Operating Systems Lecture 3: System Calls for Process Management

Understanding Operating System APIs and Process Management

Introduction to API and System Calls

• The lecture focuses on the Application Programming Interface (API) provided by operating systems for user programs to create and manage processes.

• An API consists of system calls, which are function calls that allow user programs to interact with the operating system at a higher privilege level.

Characteristics of System Calls

• System calls enable access to sensitive operations like reading from disk or allocating memory, which regular functions cannot perform.

• Some system calls are blocking; for instance, if a process requests a file read, it may be temporarily removed from CPU execution until the operation completes.

Portability Across Operating Systems

• Different operating systems have unique system calls, but the POSIX API standardizes common system calls across major OS platforms.

• Programs written using POSIX-compliant APIs can run on any compatible operating system without needing rewrites.

User Interaction with System Calls

• Most user programs do not directly invoke system calls; instead, they use high-level functions provided by libraries (e.g., C library).

• For example, rather than calling a write system call directly, programmers typically use printf, which internally invokes the appropriate system call.

Process Creation and Management in Unix-like Systems

Key System Calls for Process Management

• The primary system call for creating processes is fork, which generates a child process from a parent process.

• Processes cannot be created independently; every new process originates from an existing one.

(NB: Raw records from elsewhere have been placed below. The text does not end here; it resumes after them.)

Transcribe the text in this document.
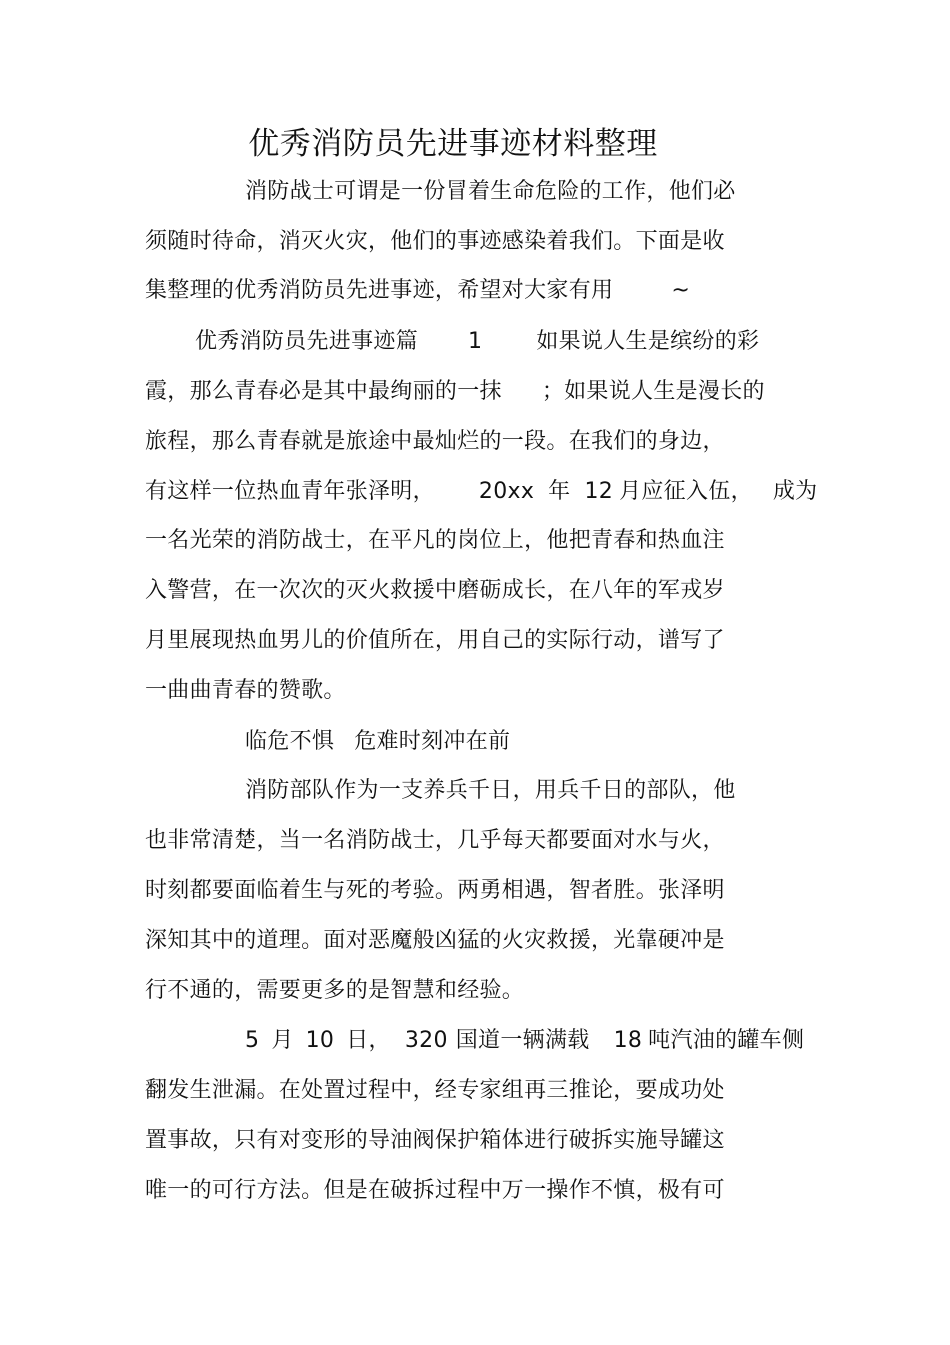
优秀消防员先进事迹材料整理
消防战士可谓是一份冒着生命危险的工作，他们必
须随时待命，消灭火灾，他们的事迹感染着我们。下面是收
集整理的优秀消防员先进事迹，希望对大家有用	~
优秀消防员先进事迹篇 1 如果说人生是缤纷的彩
霞，那么青春必是其中最绚丽的一抹 ；如果说人生是漫长的
旅程，那么青春就是旅途中最灿烂的一段。在我们的身边，
有这样一位热血青年张泽明， 20xx 年 12 月应征入伍， 成为
一名光荣的消防战士，在平凡的岗位上，他把青春和热血注
入警营，在一次次的灭火救援中磨砺成长，在八年的军戎岁
月里展现热血男儿的价值所在，用自己的实际行动，谱写了
一曲曲青春的赞歌。
临危不惧 危难时刻冲在前
消防部队作为一支养兵千日，用兵千日的部队，他
也非常清楚，当一名消防战士，几乎每天都要面对水与火，
时刻都要面临着生与死的考验。两勇相遇，智者胜。张泽明
深知其中的道理。面对恶魔般凶猛的火灾救援，光靠硬冲是
行不通的，需要更多的是智慧和经验。
5 月 10 日， 320 国道一辆满载 18 吨汽油的罐车侧
翻发生泄漏。在处置过程中，经专家组再三推论，要成功处
置事故，只有对变形的导油阀保护箱体进行破拆实施导罐这
唯一的可行方法。但是在破拆过程中万一操作不慎，极有可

The init process is the first created by the OS.

Understanding Fork Operation

• When fork is called, it duplicates the parent’s memory image into a new child process. Both processes then execute independently.

Understanding Parent-Child Process Relationships

Process Creation and Memory Management

• When a child process is created, it initially has a copy of the parent's memory. However, both processes can modify their memory independently after creation.

• The fork system call creates an exact duplicate of the parent process, resulting in two processes running the same code but with different execution paths based on their return values.

• The return value from fork is crucial: it is zero in the child process and non-zero (the child's PID) in the parent process, allowing differentiation between them.

Execution Flow After Forking

• Upon executing a program that uses fork, both parent and child processes print output to standard output, demonstrating they are running concurrently yet independently.

• Processes can terminate normally by calling exit, or abnormally due to illegal operations. This leads to different cleanup scenarios for terminated processes.

Zombie Processes and Cleanup

• Terminated processes do not immediately disappear; they become "zombie" processes until their parent calls wait, which cleans up these zombie states.

• If a parent does not call wait, its terminated child remains as a zombie, consuming resources until cleaned up by another process.

Handling Orphaned Processes

• If a parent exits before its child terminates, the init process adopts the orphaned child to ensure proper cleanup.

• The init process acts as a caretaker for orphaned children, ensuring no resources are wasted on uncleaned zombie processes.

Importance of Wait System Call

• It’s essential for any terminating process to be reaped via a wait call; otherwise, it will remain as a zombie indefinitely.

• A simple example illustrates how parents use wait to block execution until their children finish processing.

Using exec System Call

Transitioning Between Executables

• After using fork, if the parent wants the child to execute different code rather than duplicating its own, it employs the exec system call.

Understanding Process Management in Operating Systems

The Role of Fork and Exec System Calls

• The process management begins with the fork system call, which allows a parent process to spawn a child process. This is crucial for creating new processes within an operating system.

• The child process can execute a different program using the exec family of functions, such as execvp, allowing it to run any specified executable instead of just duplicating the parent's code.

• After spawning, the parent process typically waits for the child to complete its execution using the wait system call. Understanding these calls is essential for grasping how shells operate.

What is a Shell?

• A shell acts as an interface between users and the operating system, created by the init process during system initialization. It facilitates user command execution.

• A simple shell provides a command prompt where users can input commands. Upon receiving input, it forks a child process and executes commands via exec.

Command Execution Flow

• When a user types a command like ls, the shell forks a child process that runs this command. The output from this command is then displayed back to the user after completion.

• Once the child finishes executing (e.g., running ls), it terminates, and control returns to the shell for further user input.

Advanced Shell Functionality

• Beyond basic execution, shells can manipulate child processes in various ways, such as redirecting output from commands to files instead of displaying them on screen.

• For example, when redirecting output from ls to a file (output.txt), the shell changes file descriptors so that standard output points to this file rather than displaying on-screen.

Example Code Explanation

• In practical terms, when implementing redirection in code:

• The parent spawns a child.

• The child's standard output is closed and redirected to another file.